Berangkat dari pengalaman dan kesadaran akan pentingnya cadangan untuk
logistik, maka Nurlis mengelola lahan sekitar 500 meter persegi yang ada
di halaman rumahnya.
"Di sini tanahnya cukup gembur dan subur," kata Nurlis.
Menurutnya, tanah gembur dan subur memang sudah disediakan oleh Yang Maha Kuasa untuk umat manusia. Sebab itu, hal utama yang harus dilakukan adalah memanfaatkannya.
"Dulu, sebelum gempa 2009, halaman ini terlantar dan dibiarkan saja. Kekurangan bahan makanan setelah gempa membuat kami harus menunggu bantuan mi instan dari para relawan yang datang," jelasnya.
Kini, dari halaman tersebut Nurlis merasakan manfaat yang cukup bagi kepentingan rumah tangganya. Dari hasil panen tanaman yang ada, dia bisa
ikut arisan yang mesti membayar Rp 400 ribu tiap bulan.
“Dulu, sebelum halaman ini diolah, mana mungkin saya ikut arisan bulanan,"
paparnya sambil tersenyum.
Tersedianya sumber bahan pokok di pekarangan, Nurlis hanya perlu membeli lauk dan garam ke pasar. Sisanya hanya dipetik dari kebun sendiri.
Halaman rumah Nurlis yang tertata rapi juga menarik minat tetangga untuk
ikut menikmati hasilnya. "Kadang ada juga tetangga yang membeli hasil
dari halaman ini, tapi ada juga yang sekedar minta. Saya tidak keberatan,
justru memacu saya untuk tetap bersemangat," lanjutnya lagi.
Baca Juga: Beri Bantuan untuk Korban Gempa Cianjur, Nathalie Holscher Malah Diejek Netizen
Selain bisa menabung melalui arisan, Nurlis juga kerap terlibat dalam
kegiatan-kegiatan sosial kemasyarakatan. "Sekarang saya lebih mengerti
mengapa kita harus bekerja bersama dan saling membantu. Semua itu
mendekatkan hubungan saya sesama anggota masyarakat dan memperkuat iman," katanya.

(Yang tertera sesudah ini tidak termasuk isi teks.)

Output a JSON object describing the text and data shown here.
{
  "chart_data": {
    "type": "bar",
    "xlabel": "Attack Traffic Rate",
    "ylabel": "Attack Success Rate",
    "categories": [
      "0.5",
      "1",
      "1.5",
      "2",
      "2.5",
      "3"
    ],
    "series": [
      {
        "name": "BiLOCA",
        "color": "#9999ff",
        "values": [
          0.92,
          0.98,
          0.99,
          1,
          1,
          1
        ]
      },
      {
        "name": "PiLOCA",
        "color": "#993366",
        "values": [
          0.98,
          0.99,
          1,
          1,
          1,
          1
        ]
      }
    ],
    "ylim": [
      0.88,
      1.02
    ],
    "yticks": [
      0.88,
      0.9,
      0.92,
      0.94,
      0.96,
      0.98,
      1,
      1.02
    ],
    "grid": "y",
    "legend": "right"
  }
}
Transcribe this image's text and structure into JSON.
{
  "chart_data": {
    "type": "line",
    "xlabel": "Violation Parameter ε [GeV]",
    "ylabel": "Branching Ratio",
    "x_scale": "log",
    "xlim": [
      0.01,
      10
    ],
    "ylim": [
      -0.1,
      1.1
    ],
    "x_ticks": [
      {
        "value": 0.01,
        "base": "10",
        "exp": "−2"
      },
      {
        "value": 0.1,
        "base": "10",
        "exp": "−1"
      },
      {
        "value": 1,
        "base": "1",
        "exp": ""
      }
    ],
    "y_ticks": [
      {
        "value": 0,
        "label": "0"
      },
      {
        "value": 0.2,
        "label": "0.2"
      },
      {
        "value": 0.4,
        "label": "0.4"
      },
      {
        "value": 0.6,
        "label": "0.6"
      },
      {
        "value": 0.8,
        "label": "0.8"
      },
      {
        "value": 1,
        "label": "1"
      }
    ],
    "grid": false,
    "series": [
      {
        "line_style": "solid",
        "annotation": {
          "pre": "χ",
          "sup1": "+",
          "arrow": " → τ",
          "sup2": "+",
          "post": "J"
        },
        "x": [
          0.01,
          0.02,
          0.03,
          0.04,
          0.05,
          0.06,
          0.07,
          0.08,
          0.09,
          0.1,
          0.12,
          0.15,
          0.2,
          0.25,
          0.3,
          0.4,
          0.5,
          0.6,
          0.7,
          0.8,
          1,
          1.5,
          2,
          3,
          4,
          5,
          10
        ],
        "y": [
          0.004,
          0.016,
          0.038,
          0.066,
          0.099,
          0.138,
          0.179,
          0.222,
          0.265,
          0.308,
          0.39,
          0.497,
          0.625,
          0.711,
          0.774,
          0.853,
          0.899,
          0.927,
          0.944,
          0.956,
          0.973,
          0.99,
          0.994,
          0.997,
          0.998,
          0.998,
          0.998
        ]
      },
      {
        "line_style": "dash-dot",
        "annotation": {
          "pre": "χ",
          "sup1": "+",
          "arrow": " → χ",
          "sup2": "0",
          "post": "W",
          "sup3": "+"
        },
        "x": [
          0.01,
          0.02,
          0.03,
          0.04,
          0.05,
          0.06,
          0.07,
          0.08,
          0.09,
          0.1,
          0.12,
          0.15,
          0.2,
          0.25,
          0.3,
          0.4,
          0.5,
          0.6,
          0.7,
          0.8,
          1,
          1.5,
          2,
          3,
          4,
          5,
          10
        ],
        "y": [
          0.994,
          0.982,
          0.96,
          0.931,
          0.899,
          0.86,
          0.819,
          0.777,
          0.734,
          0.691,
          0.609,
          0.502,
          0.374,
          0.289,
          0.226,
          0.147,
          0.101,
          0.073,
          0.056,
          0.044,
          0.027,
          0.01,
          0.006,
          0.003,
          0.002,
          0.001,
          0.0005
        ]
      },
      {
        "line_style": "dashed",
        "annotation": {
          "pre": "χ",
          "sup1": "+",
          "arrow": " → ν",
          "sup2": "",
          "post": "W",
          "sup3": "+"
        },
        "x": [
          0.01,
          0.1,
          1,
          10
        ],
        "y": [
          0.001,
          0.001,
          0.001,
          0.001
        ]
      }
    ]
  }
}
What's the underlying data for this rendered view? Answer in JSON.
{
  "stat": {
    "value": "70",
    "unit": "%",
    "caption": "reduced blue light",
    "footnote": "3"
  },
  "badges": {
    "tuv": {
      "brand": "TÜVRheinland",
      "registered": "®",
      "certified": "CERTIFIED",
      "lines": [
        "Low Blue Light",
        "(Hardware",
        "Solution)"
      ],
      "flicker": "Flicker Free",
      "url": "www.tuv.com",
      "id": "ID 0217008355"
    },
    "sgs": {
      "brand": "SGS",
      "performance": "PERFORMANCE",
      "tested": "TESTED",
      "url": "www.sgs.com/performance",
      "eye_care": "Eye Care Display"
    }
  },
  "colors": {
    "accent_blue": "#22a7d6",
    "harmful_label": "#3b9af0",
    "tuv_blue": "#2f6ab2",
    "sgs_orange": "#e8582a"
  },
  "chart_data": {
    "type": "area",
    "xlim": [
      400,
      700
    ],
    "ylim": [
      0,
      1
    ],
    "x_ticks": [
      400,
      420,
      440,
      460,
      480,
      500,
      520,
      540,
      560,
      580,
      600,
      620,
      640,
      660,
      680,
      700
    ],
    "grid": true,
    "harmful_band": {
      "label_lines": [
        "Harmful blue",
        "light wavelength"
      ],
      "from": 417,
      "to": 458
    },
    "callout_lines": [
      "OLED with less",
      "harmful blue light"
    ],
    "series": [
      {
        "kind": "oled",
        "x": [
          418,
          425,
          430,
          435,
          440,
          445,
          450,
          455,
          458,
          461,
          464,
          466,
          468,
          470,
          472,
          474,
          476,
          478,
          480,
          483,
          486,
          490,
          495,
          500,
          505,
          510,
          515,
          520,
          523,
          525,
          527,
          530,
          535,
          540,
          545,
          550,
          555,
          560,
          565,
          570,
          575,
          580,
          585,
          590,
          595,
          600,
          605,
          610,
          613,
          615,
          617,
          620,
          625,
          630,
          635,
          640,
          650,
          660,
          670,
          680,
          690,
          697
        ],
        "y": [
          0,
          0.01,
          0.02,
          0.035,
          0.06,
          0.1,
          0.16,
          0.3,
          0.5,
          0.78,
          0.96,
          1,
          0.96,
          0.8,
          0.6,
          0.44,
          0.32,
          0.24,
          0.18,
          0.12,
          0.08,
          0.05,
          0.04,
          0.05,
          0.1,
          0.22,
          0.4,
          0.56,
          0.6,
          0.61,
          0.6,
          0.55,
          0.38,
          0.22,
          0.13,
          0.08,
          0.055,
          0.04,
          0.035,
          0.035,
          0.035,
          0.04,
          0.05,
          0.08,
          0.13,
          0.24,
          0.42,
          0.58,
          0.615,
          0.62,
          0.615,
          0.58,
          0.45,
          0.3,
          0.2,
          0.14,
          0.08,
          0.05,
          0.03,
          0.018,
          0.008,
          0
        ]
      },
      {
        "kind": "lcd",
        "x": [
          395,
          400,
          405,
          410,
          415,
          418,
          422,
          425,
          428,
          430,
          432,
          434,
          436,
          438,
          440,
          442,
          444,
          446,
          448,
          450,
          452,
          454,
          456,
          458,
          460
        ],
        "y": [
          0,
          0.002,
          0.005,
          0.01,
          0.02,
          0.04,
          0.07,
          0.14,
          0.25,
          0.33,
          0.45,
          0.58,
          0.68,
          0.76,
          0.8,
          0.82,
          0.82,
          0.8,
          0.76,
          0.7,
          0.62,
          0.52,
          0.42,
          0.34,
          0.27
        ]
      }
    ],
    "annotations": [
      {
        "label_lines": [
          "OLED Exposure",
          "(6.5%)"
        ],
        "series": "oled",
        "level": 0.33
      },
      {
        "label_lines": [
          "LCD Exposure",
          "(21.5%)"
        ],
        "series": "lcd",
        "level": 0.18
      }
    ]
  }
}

Awal mula Nurlis mulai memanfaatkan halamannya dengan menanami tanaman pangan, dimulai sejak terlibat dalam sekolah lapangan lumbung pangan hidup yang merupakan bagian dari kegiatan lembaga FIELD-Bumi Ceria.
"FIELD-Bumi Ceria mengajak kami untuk berpikir lebih kritis. Sekolah
lapangan membantu saya untuk memahami bagaimana memanfaatkan lahan yang selama ini menganggur," katanya.
Selama lebih dari setahun terakhir, Nurlis terlibat aktif dalam sekolah
lapangan FIELD-Bumi Ceria. Bersama peserta sekolah lapangan, pemandu
lokal dan staff FIELD-Bumi Ceria, Nurlis mempelajari berbagai aspek
terkait dengan kebencanaan, kerentanan, kapasitas masyarakat, agro-ekosistim, kesuburan tanah, perubahan iklim serta materi-materi
lainnya.
Gempa yang selalu mengintai Nusantara, tentu saja apa yang dilakukan Nurlis masih relevan jika bicara ketangguhan bencana dari diri sendiri dan berbasis keluarga atau komunitas masyarakat.
Meski peta kegempaan sudah ada, kita, bahkan para ahli sekalipun tidak bisa memastikan kapan dan dimana akan terjadi gempa. Yang bisa dilakukan hanya kesiagaan; bukan saja dari sisi bangunan yang aman gempa, tapi ketahanan pangan sebagai wujud ketangguhan bencana.